In the increasing summer these days, one tends to go for a walk around dusk, when the dust of the day has had a chance to settle. It is during such solitary perambulations that one encounters the Curious Case of the Three-On-A-Date.
Girl # 1 – Lead Female, does not make eye contact with Boy # 1. Directs all conversation to Girl # 2.
Girl # 2 – Female in Supporting Role. Flirts with Boy # 1 on instructions of Girl # 1.
Boy # 1 – Semi-bewildered expression; anchors secret hopes of losing Girl # 2 under a passing TATA truck.
Boy # 1 encounters Girl # 1 through Social Network/ Girl # 2/ random cousin-thrice-removed’ wedding. Boy # 1 gets talking to Girl # 1 through said channels of communication. Usually this involves Girl # 2 – in various capacities such as enabler of communication situations, carrier of Notes as well as counsel to either party on What To Say.
When this scene plays itself out for about six months or so, it is now time to meet.
Enter – the Community Park.
Scene – Dusk. Shadows play across the hard cement seats, warmed all day in the sun.
Girl # 2 is seated between Boy # 1 and Girl # 1. She giggles, with the occasional elbow-dig-into-Girl # 1 for good measure. Girl # 1 furiously types away on her cellphone. Occasionally participates in conversation by addressing Girl # 2.

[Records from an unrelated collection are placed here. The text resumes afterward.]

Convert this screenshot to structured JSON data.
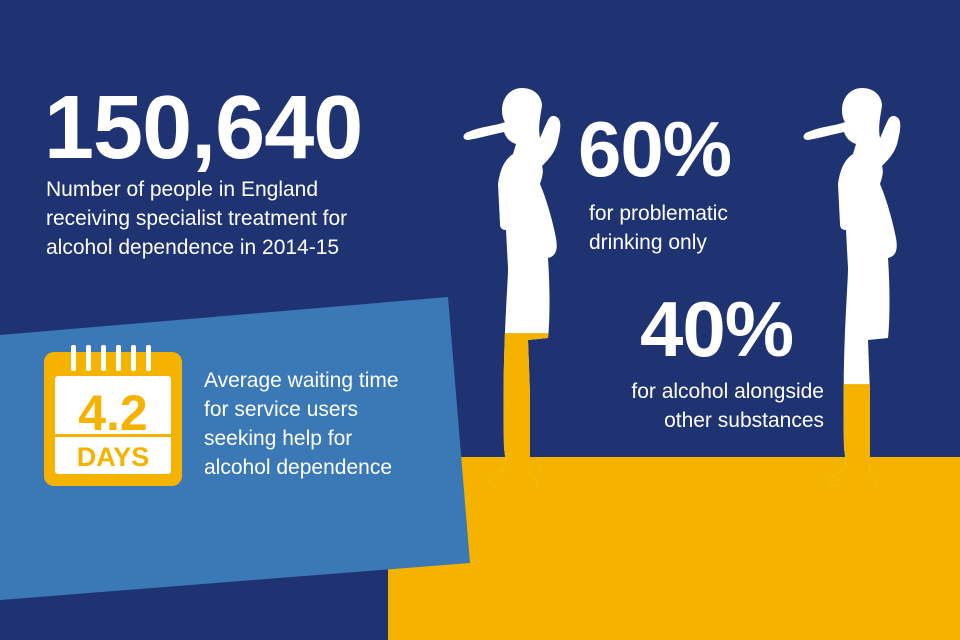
{
  "colors": {
    "navy": "#1f3373",
    "blue_panel": "#3a79b6",
    "yellow": "#f5b300",
    "white": "#ffffff"
  },
  "stat_people": {
    "number": "150,640",
    "description_lines": [
      "Number of people in England",
      "receiving specialist treatment for",
      "alcohol dependence in 2014-15"
    ]
  },
  "stat_waiting": {
    "icon": "calendar-icon",
    "value": "4.2",
    "unit": "DAYS",
    "description_lines": [
      "Average waiting time",
      "for service users",
      "seeking help for",
      "alcohol dependence"
    ]
  },
  "stat_problematic": {
    "percent": "60%",
    "fill_fraction": 0.6,
    "label_lines": [
      "for problematic",
      "drinking only"
    ]
  },
  "stat_substances": {
    "percent": "40%",
    "fill_fraction": 0.4,
    "label_lines": [
      "for alcohol alongside",
      "other substances"
    ]
  }
}
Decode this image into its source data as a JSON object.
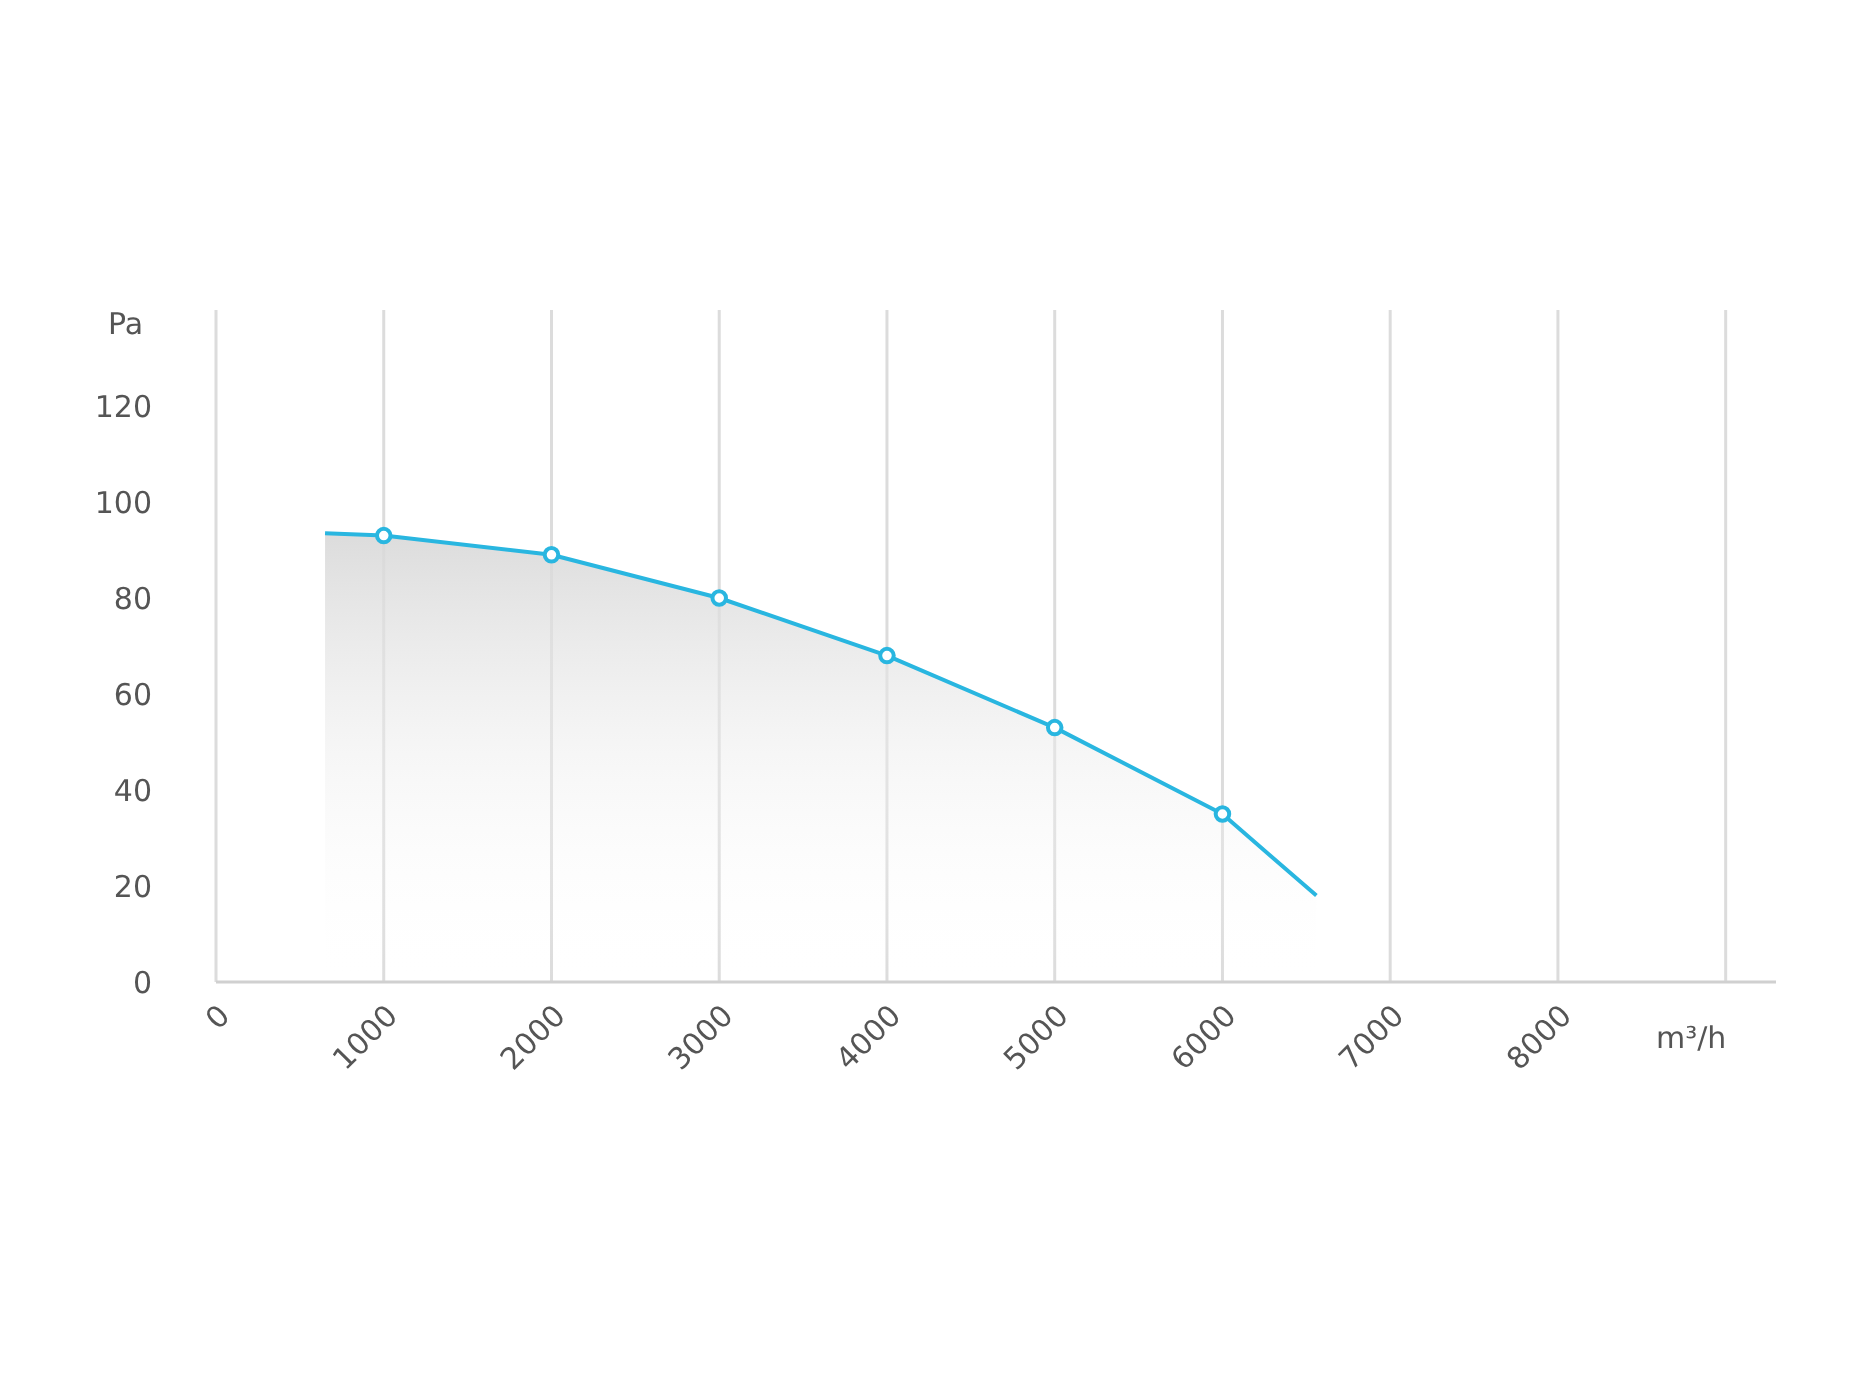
{
  "chart_data": {
    "type": "area",
    "xlabel": "m³/h",
    "ylabel": "Pa",
    "xlim": [
      0,
      9300
    ],
    "ylim": [
      0,
      140
    ],
    "xticks": [
      0,
      1000,
      2000,
      3000,
      4000,
      5000,
      6000,
      7000,
      8000,
      {
        "value": 9000,
        "label": null
      }
    ],
    "yticks": [
      0,
      20,
      40,
      60,
      80,
      100,
      120
    ],
    "grid": "x",
    "series": [
      {
        "type": "area",
        "color": "#29b6e0",
        "x": [
          650,
          1000,
          2000,
          3000,
          4000,
          5000,
          6000,
          6560
        ],
        "values": [
          93.5,
          93,
          89,
          80,
          68,
          53,
          35,
          18
        ]
      },
      {
        "type": "scatter",
        "color": "#29b6e0",
        "marker": "circle",
        "x": [
          1000,
          2000,
          3000,
          4000,
          5000,
          6000
        ],
        "values": [
          93,
          89,
          80,
          68,
          53,
          35
        ]
      }
    ]
  }
}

Boy # 1 has the erstwhile mentioned semi-bewildered look.
For a long time, yours truly did not figure out the dynamics of this unique menage-a-trois. It took a lot of walking – and a couple of re-runs of Chameli ki Shaadi to start gleaning the situation.
It seems it is improper for a Good Indian Girl (aka GIG) to be in communication with a Boy unless he is (a) a Brother (Brotherhood of the Rakhi will suffice to establish this particular form of relationship) or (b) her “would-be” (only arranged by Papaji-and-Phamili). Any Male of Adult Nature who is neither of the two mentioned hereinabove is automatically a serial assaulter and also a blot on the reputation (aka khaandaan ki izzat par dhabba) of said GIG.
And hence, we have Girl # 2. She of the vital link between Lead Female and Boy. One wonders how this pans out – for instance, is the Boy to pay for the chane that Girl # 2 also wants? How about her travel/postage bills for ferrying communication? Also, what about her reputation? Or is it that by virtue of being Girl # 2, it doesn’t count as much? Maybe the khandaans have a hierarchy on who’s daughter gets to be Girl # 1 and who’s doesn’t. Complex!
The final absurdity was a chance reading of a back – issue. Gruha******. (In defence of yours truly, there was nothing else to read at the dentist’s waiting room!) Anyways! The article had such nuggets of wisdom for a GIG as a Bride-To-Be – including – Yes! You guessed it right! – “always take your girlfriend with you when meeting your would-be. This way, you can protect your reputation and yet, spend some time getting to know each other.”
In India, where the one thing in abundance – apart from political insipidity – is the human populace, it seems three isn’t a crowd.